Vicky Robbins (Sean Robbins, slack key guitar, Show 210)
Whenever Sean did take time off from school, it was always for the sake of music! It may have been for a special workshop with a master teacher or to perform. Another reason he missed a day of school was to provide Arts Leadership in his community by visiting 4th grade classrooms at a local elementary school. He talked about his instrument, played and answered students’ questions. Skipping school only happens for a good musical reason and it definitely makes him a better student, musician and person.
Susie Wuest (Eric Wuest, violin, Show 030)
Skipping school was never really an issue with Eric. There were a few times Eric was excused for a local concert and there was one year when I needed to arrange for Eric to take a NYS Regent’s exam at another school so that he could start the Tanglewood summer program on time. Fortunately, school was very easy for Eric so it was not hard for him to make up anything he missed. But generally he didn’t want to miss classes.
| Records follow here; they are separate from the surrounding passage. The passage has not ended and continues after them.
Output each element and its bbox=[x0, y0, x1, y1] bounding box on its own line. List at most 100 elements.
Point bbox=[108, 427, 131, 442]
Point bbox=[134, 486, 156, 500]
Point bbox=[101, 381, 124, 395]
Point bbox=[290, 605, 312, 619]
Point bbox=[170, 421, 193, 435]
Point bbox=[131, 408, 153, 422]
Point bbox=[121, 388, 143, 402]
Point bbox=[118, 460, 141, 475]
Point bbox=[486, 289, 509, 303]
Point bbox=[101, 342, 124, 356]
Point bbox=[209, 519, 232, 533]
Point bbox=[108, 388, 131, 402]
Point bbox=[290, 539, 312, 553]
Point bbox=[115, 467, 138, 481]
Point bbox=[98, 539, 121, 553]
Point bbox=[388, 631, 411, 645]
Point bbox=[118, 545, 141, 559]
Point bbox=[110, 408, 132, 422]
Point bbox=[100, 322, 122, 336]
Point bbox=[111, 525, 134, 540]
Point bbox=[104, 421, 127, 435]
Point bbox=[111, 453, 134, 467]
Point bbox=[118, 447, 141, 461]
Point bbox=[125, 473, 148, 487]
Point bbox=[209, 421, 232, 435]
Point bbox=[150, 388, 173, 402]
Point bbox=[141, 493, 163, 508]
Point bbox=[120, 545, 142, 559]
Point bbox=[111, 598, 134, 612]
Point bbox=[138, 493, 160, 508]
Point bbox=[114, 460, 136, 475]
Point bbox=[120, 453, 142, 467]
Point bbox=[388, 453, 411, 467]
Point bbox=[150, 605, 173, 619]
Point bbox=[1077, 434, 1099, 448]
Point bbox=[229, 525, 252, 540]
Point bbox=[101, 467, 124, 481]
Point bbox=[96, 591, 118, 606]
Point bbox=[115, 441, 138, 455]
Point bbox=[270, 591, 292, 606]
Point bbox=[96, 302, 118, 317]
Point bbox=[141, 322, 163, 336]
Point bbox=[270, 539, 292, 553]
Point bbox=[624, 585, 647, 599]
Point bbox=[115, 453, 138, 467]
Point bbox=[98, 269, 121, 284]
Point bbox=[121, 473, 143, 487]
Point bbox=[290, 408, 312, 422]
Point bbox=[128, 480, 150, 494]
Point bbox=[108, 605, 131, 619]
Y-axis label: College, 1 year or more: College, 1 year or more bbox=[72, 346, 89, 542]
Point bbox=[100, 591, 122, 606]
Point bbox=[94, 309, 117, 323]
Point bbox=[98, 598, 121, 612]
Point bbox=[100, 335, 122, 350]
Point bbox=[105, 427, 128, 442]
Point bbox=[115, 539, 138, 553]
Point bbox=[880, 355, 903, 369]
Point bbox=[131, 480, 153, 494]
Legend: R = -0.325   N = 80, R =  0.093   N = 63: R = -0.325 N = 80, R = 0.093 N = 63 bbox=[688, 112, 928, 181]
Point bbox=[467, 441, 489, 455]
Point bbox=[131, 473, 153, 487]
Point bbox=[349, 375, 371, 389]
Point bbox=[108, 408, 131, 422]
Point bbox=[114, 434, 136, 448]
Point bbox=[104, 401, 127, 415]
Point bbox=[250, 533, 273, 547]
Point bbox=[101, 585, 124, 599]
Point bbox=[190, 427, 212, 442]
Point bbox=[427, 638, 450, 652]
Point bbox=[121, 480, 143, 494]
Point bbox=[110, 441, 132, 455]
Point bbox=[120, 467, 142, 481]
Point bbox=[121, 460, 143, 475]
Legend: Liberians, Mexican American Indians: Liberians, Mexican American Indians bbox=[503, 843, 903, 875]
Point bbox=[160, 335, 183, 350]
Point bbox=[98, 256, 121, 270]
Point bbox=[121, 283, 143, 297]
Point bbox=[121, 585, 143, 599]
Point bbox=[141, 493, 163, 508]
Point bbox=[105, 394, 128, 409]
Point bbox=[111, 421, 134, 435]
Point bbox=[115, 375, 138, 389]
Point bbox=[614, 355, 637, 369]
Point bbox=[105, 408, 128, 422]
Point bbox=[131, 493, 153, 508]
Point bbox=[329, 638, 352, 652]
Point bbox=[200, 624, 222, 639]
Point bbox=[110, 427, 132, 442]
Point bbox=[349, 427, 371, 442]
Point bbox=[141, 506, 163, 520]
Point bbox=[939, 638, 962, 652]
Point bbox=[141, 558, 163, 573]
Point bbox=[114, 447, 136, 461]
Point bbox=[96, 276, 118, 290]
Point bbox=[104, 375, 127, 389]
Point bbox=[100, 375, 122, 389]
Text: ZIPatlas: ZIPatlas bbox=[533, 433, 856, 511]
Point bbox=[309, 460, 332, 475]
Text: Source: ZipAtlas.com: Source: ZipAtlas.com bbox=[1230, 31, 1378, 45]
Achieving Balance Between Academics and Music is Necessary
Emmanuel Cabezas (Gabriel Cabezas, cello, Shows 128, 155, 192, and 217)
Both my wife and I, in concurrence with Gabriel, felt strongly that both schoolwork and music-related responsibilities should be honored and completed fully to the extent of one’s ability (all this while keeping social development active).
In missing school to pursue a music opportunity, we found that Gabriel learned other valuable lessons:
– A strong relationship developed between school administrators, teachers and Gabriel concerning the matter of keeping up with learning effectively, completing assignments timely and efficiently, and enjoying the school experience socially.
– A sound understanding of responsibility and accountability became part of Gabriel’s daily life. In order to perform, he had to keep up with his school-related work; and in order to attend public school, he had to prepare for his concerts efficiently.
– Gabriel’s organizational skills strengthened acutely as time passed and he learned the skills necessary to balance the scholarly duties with the music-related requirements of his life, and to eventually unite them fully into his current endeavor: continuing to learn and perform at a music conservatory.
Skipping for the sake of music, when necessary, actually prepared Gabriel for undertaking higher education and continuing his development as an aspiring musician.